Data collected from pupils in years six, eight and 10 indicated that 11% of year 10 pupils - aged 14 to 15 - drank more than 10 units of alcohol in the week before the survey.

However, fewer children said they had been drunk in the preceding week than in previous surveys.

Three units equates to two small (125ml) glasses of wine (containing 12% of alcohol by volume) or a whole pint of strong lager (5% ABV) or cider, according to the advice charity Drinkaware.

Simon Antrobus, chief executive of drug and alcohol rehabilitation charity Addaction, said the figures confirmed its workers' experiences.

Posed image of boy deep in thought Just 3% of those surveyed said they had spent two hours doing homework the previous day

"Children who drink at younger ages are the ones who need help most. We also know that children whose parents misuse alcohol are more likely to develop their own problems later in life," he said.

Just over half of those aged 14 or 15 said they had never tried cigarettes, while 95% of 10- and 11-year-olds said they had never smoked.

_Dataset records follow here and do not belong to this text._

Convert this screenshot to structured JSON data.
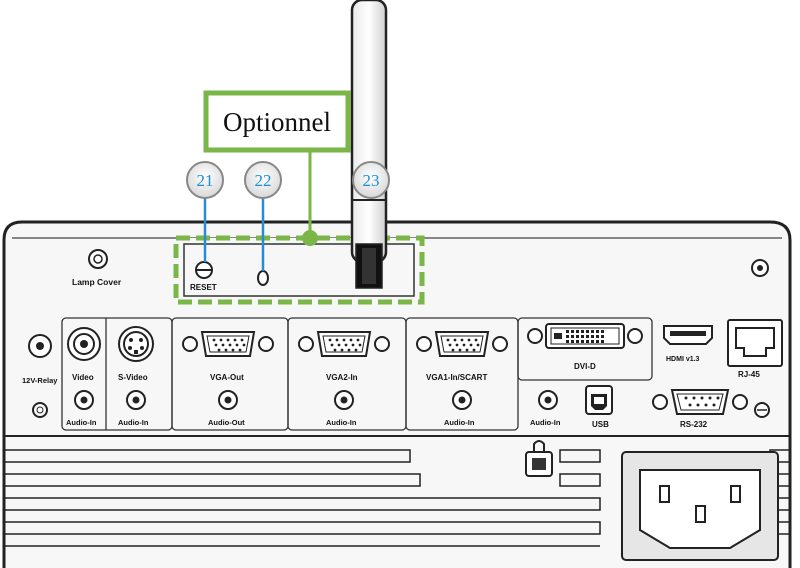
{
  "callout": {
    "title": "Optionnel",
    "accent_color": "#7ab648"
  },
  "markers": [
    {
      "num": "21"
    },
    {
      "num": "22"
    },
    {
      "num": "23"
    }
  ],
  "panel": {
    "reset": "RESET",
    "lamp_cover": "Lamp Cover",
    "relay": "12V-Relay",
    "video": "Video",
    "svideo": "S-Video",
    "vga_out": "VGA-Out",
    "vga2_in": "VGA2-In",
    "vga1_in": "VGA1-In/SCART",
    "dvi": "DVI-D",
    "hdmi": "HDMI v1.3",
    "rj45": "RJ-45",
    "audio_in_1": "Audio-In",
    "audio_in_2": "Audio-In",
    "audio_out": "Audio-Out",
    "audio_in_3": "Audio-In",
    "audio_in_4": "Audio-In",
    "audio_in_5": "Audio-In",
    "usb": "USB",
    "rs232": "RS-232"
  }
}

Cannabis was the most tried drug by year 10 pupils, with 15% of the boys saying they had taken it. However, a very small percentage had tried other drugs such as heroin, cocaine, ecstasy and crack.

One in 10 of the age group had mixed drugs and alcohol at the same time.

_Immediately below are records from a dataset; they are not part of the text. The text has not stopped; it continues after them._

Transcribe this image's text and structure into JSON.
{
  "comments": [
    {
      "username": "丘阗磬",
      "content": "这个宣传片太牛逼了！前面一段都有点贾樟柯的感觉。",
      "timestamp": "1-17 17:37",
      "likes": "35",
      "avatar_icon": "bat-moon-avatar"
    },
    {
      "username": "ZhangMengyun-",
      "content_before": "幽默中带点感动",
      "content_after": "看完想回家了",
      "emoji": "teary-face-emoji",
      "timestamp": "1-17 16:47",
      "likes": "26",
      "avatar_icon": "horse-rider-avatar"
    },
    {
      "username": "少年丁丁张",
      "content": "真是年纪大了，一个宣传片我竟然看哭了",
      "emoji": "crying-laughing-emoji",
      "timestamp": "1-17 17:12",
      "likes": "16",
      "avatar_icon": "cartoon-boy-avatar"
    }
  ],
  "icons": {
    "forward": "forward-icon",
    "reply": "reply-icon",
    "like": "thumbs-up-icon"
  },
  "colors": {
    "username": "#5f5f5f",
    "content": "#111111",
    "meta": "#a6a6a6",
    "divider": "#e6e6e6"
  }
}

The results also raised concerns that some youngsters are not getting enough sleep, with almost half of year 10 girls admitting they did not get enough to stay alert at school. Some 41% of boys said the same.

Almost a quarter of boys in years eight and 10 spent more than two hours playing computer games the day before they were surveyed, while one in seven pupils in the same year groups said they had spent more than two hours watching TV.

Skipping breakfast

But only 3% said they spent this amount of time on homework, with 36% saying they spent no time at all on it, and 41% saying their homework took up to 30 minutes.

The report found more than a third of girls aged 10 to 11 would like to lose weight, with two-thirds of year 10 girls saying the same.

A third of the latter group had skipped breakfast that day, with 24% saying they had not eaten lunch on the previous day.

A third of girls aged 10 to 11, and 29% of those aged 12 to 13, said they were afraid of going to school because of bullying at least sometimes.

And while 6% of boys aged 14 to 15 said others may fear going to school because of bullies, 10% admitted they had bullied someone in the previous year.

The teenagers were also asked whether they ever carried weapons for protection. Of the Year 10 boys, 18% said they may carry a weapon, with 5% of these always carrying one.